Mostrando entradas con la etiqueta el tío la vara. Mostrar todas las entradas
Mostrando entradas con la etiqueta el tío la vara. Mostrar todas las entradas

domingo, 8 de marzo de 2009

Supernanny y el tío la vara

Alguna vez he visto trozos del programa de supernanny, pero no aguanto mucho rato porque me pongo de mal humor. Yo, que adoro a mis hijos, no me explico cómo alguien puede malcriar a los suyos de esa manera. Eso no es amor, es una patología psiquiátrica. He visto cómo una madre sustituía a su marido por el niño, y éste no decía nada. Luego, cómo una cría maltrataba a su hermano bebé y los padres no la castigaban. Desde luego, supernanny tiene mucha paciencia. Yo ya les habría mandado al "tio la vara", a los padres, no a los niños.

Porque consentir a los hijos de esa manera debería ser delito. Habría que quitarles la custodia a algunos padres. Porque esos niños crecen, y el día de mañana conducirán un coche y se creerán los amos de la carretera.

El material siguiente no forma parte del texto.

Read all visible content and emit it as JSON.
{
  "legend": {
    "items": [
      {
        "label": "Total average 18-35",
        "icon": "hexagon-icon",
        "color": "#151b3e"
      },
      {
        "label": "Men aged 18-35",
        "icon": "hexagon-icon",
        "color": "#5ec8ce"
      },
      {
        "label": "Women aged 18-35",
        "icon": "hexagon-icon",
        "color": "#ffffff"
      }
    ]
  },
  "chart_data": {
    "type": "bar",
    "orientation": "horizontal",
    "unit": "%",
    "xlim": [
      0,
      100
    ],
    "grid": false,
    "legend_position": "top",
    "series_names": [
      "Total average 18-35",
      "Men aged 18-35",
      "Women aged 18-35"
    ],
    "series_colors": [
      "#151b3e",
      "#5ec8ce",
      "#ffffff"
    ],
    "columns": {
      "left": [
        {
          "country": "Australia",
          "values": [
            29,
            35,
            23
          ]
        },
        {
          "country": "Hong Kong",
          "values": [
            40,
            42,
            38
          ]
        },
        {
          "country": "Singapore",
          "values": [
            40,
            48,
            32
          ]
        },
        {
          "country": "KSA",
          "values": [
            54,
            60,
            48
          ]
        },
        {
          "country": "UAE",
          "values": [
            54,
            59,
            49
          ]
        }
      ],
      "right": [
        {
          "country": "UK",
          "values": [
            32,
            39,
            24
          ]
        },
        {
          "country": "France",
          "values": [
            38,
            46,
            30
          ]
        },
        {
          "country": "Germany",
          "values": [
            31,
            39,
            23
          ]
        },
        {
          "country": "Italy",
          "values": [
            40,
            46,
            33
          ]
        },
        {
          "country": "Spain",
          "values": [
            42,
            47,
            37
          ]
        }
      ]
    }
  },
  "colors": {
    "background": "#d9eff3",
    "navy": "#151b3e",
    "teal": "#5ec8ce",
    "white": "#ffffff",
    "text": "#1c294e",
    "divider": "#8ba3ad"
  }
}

Irán al colegio, pegarán a sus compañeros y perjudicarán a todo su grupo. Tendrán relaciones de amistad insanas, planteadas desde el egoísmo y el placer. Y tal vez algunos acaben saliendo en las noticias en la sección de sucesos, como protagonistas de casos como los que hemos conocido de adolescentes asesinados.

Todo tiene una razón y unas consecuencias. Precisamente porque quiero a mis hijos, intento prepararlas para una vida donde las cosas que valen la pena son las que más cuesta conseguir y conservar. Sin esfuerzo, sin sacrificio personal, no se llega muy lejos. Un hijo es un adulto de la siguiente generación y una responsabilidad muy grande para sus padres. Si no se sienten capaces, no deberían concebirlo; y si no saben cómo educarlo, existen miles de revistas, manuales, libros escritos por especialistas o terapias psicológicas, para ayudarles en su misión.

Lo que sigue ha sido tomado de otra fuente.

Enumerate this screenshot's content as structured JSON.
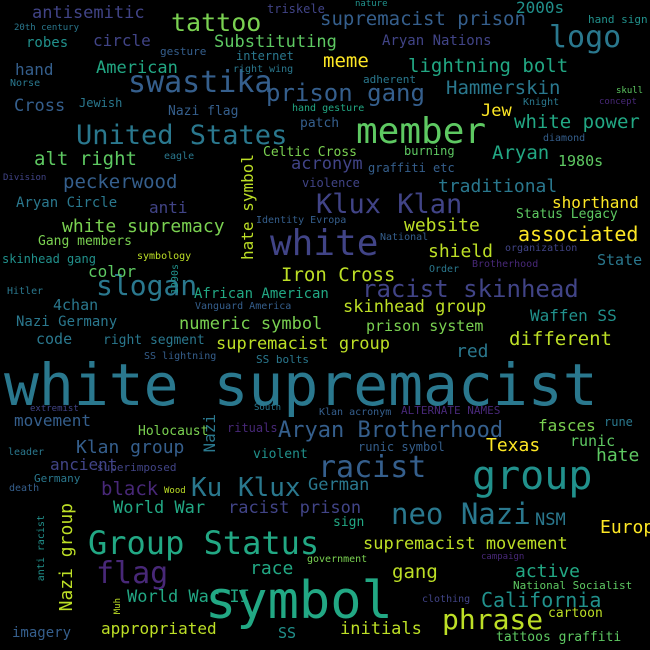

"El tío la vara" del programa de José Mota, más allá de ser divertido, es el superhéroe de todos los que pensamos que realmente hay demasiada tontería en el mundo. Parece mentira que, habiendo problemas graves por todas partes, existan personas que se dedican a crear nuevas dificultades, por su incapacidad de hacer frente a las consecuencias de sus actos: en este caso sus propios hijos. Sin llegar al extremo de maltratarlos, lo que no se puede hacer es desentenderse de los niños o tratarlos como si fueran un juguete caro. El futuro depende de ellos.